Delle spadare se ne occupò anche la trasmissione Report che mandò a Cetraro e a Bagnara calabra, sede di una delle più importanti marinerie del Mediterraneo, l’inviata Sabrina Giannini. Il filmato mostrava chiaramente come l’uso delle spadare fosse una pratica comune (http://www.youtube.com/watch?v=O1Yt7YqSOjE) e di fatto legalizzata. Oceana ha continuato le sue indagini pubblicando nel settembre scorso l’ultimo rapporto in cui si stima che oggi più del 20% del pesce spada catturato in Mediterraneo deriva da attività di pesca illegale. Le barche che utilizzavano ancora le spadare però erano scese a 93. Nel frattempo l’Italia è stata condannata a pagare una multa dalla corte di Giustizia Europea per “non aver provveduto a controllare, ispezionare e sorvegliare” il proprio territorio né adottato “adeguati provvedimenti nei confronti dei responsabili delle infrazioni”.

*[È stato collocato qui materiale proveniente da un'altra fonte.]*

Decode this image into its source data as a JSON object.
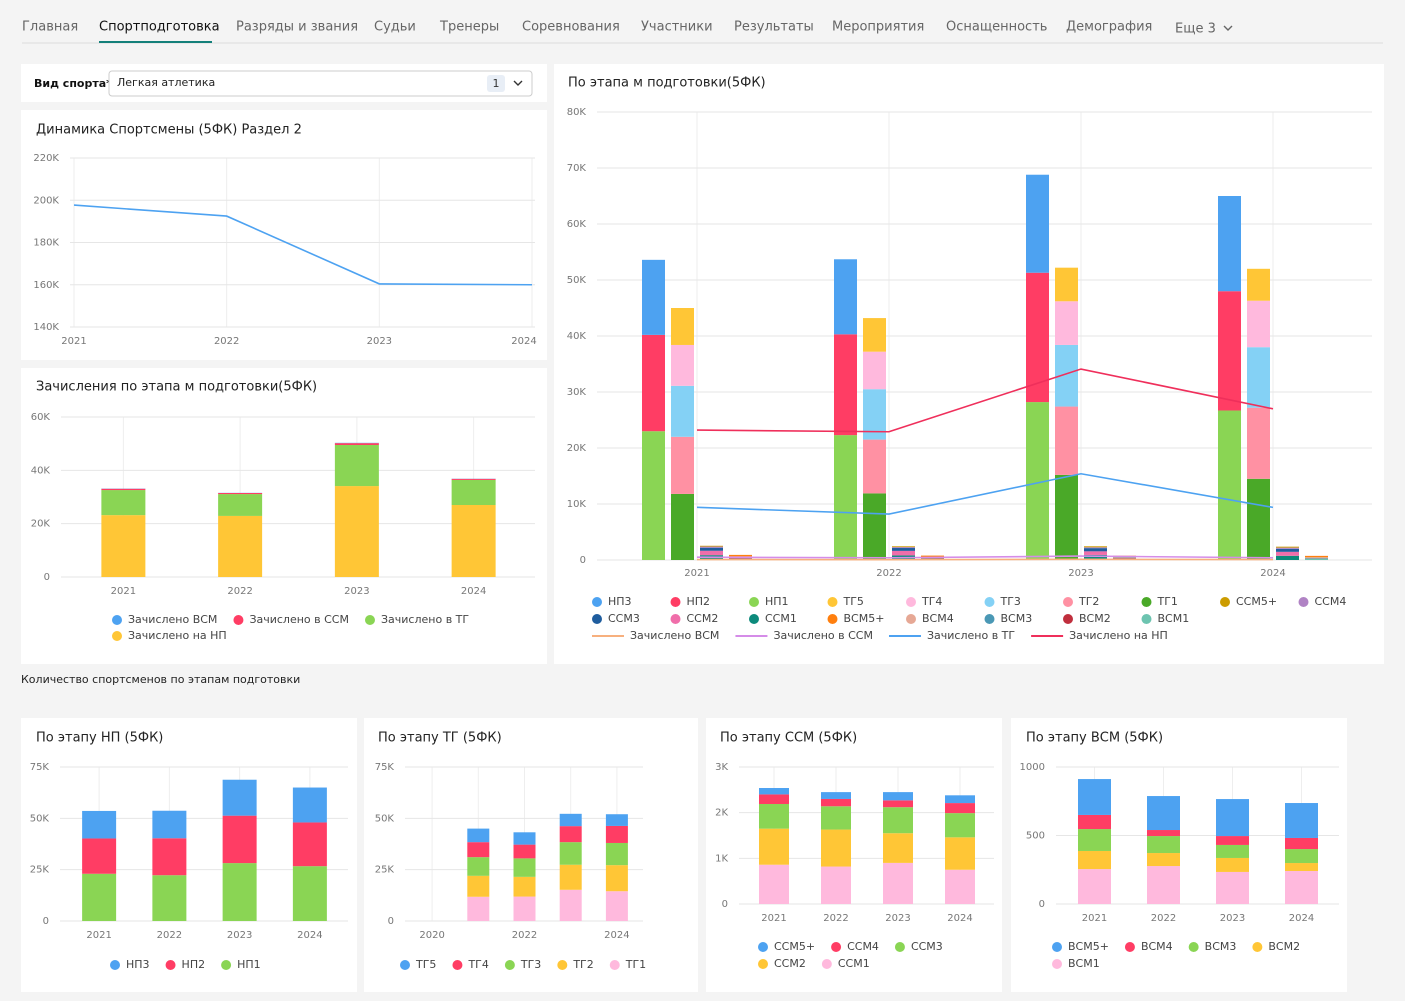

La sensazione che qualcosa stia cambiando nell’atteggiamento dei pescatori la si è percepita lo scorso giugno quando a Bagnara Calabra, nel corso di una sorta di cerimonia pubblica, 280 chilometri di reti da posta derivanti sono state consegnate all’Autorità marittima da alcuni rappresentanti della marineria locale. Nella cittadina del basso tirreno reggino, la pesca rappresenta ancora una tra tra le prime fonti di reddito con una flotta che conta 500 addetti e un indotto commerciale che coinvolge più di 2000 persone. Anche dal Marocco però, paese tra i maggiori esportatori di pesce nel mondo, arrivano notizie confortanti dopo l’introduzione del divieto di utilizzo delle reti derivanti.